Having encountered some faces from my childhood on FB, I tend to dispute the saying that ‘twenty children do not play for twenty years’.
In my sixth decade on earth, I have been lucky to ‘reknow’ these fine gentlemen and ladies. Of course, some of us are already grandpas and grandmas. One is even a gran-gran!
We thank God who has kept us till now. All praises go to Him. In fact we can not help praising Him, particularly when we consider all the hullabaloo we inadvertently made our parents go through. What is not funny is the fact that our own children are now retaliating in ample terms.
Sebi we used to scale fences to make our way to nocturnal parties. Some of us even timed our parents and turned their sitting rooms to discothèques.
We dressed then in our ‘James Brown’ trousers and ‘boogey-boogey’ shoes. Our formal wears were the Gaberdine three-piece suits. All were a departure from our parents pin-striped suits. Our children have started paying us back in an effort to rebel, they now claim they are wearing ‘old school’, similar to what we ourselves rebelled to.
But then we still read. From the slate in the infant classes, we graduated first to pencils and then to ‘biros’, as we then called pens. How can I forget the nibs and ink pots with which we stained each other’s kakhi uniform clothes!
We started our education with J.F.Odunjo’s Alawiye series and when we got to the upper classes we were introduced into the mystery of D.O.Fagunwa’s fantabulous novels like ‘Ireke Onibudo’, ‘Ogboju Ode Ninu Igbo Irunmole’, etc. We were beneficiaries of ‘mother-tongue’ education.

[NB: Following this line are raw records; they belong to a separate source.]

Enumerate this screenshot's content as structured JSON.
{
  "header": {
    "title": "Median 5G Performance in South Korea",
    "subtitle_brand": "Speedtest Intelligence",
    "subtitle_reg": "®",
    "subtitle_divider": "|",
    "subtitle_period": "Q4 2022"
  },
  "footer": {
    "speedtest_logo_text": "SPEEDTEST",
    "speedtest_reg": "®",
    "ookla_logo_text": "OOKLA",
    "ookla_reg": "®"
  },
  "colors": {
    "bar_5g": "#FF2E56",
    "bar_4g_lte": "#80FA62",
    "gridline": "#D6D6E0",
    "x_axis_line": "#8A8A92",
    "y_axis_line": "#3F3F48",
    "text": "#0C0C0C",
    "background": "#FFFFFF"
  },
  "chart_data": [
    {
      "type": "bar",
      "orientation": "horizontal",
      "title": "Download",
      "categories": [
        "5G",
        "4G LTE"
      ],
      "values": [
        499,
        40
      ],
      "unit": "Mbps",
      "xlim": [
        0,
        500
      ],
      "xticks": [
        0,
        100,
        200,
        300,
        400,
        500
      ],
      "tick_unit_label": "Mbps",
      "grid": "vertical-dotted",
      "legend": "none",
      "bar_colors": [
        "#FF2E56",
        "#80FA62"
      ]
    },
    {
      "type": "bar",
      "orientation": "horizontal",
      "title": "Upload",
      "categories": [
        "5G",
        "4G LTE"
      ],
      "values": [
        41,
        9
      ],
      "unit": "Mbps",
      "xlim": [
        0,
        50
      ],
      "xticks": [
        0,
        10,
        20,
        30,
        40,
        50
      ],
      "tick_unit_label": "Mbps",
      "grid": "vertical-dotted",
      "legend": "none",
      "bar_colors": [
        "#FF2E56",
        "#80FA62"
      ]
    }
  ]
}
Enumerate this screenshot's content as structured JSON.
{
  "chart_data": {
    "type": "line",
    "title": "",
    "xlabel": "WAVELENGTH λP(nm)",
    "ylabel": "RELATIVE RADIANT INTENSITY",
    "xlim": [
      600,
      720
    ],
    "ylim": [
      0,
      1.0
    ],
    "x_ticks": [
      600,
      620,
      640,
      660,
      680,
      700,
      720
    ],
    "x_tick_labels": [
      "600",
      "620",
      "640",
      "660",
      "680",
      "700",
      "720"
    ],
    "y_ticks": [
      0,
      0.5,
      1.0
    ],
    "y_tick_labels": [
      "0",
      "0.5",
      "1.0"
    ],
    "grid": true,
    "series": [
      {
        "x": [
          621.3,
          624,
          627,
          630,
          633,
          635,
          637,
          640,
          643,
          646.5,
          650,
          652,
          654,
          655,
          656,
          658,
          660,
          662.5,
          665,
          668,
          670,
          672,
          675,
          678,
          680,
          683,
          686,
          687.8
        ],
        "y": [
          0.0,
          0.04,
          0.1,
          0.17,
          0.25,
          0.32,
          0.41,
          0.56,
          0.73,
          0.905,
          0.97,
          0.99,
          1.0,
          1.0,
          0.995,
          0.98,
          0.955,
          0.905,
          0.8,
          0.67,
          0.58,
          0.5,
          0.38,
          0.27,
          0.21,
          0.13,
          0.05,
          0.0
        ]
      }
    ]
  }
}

While we were being introduced into our mother tongues, we were also learning our ABC simultaneously. One thing I vividly remember is that our textbooks hardly changed. So, a well-maintained book could literally pass from father to son. By the way, private schools were very rare in our days.
When we got older, we read the African Writers’ Series, James Hardley Chase, Nick Carter,etc. For games, we played scrabble, chess, monopoly,table tennis,soccer,ludo,whot,etc.
Our own children can hardly be separated from the internet. In fact, their world is not complete without the net. Our priceless phones have been turned into pieces by these children. They have ears, but they don’t seem to hear simple advices.
And what about their grammar, they can shoot elephants without guns when they speak. Their writing is even worse, they use obscene text-message-influenced abreviations.
For music, they listen to all sorts of jagbajantis. In our days we danced to blues, afro, hiphop and even listened to the king of music – jazz. But these ones will only dance azonto, sakiti bobo, soki, etc. Have you ever heard of such nonsense?
Well, we can only pray the prayer our own parents prayed for us. Then, we thought it was a curse. Their children, too, will repay them in their own coins.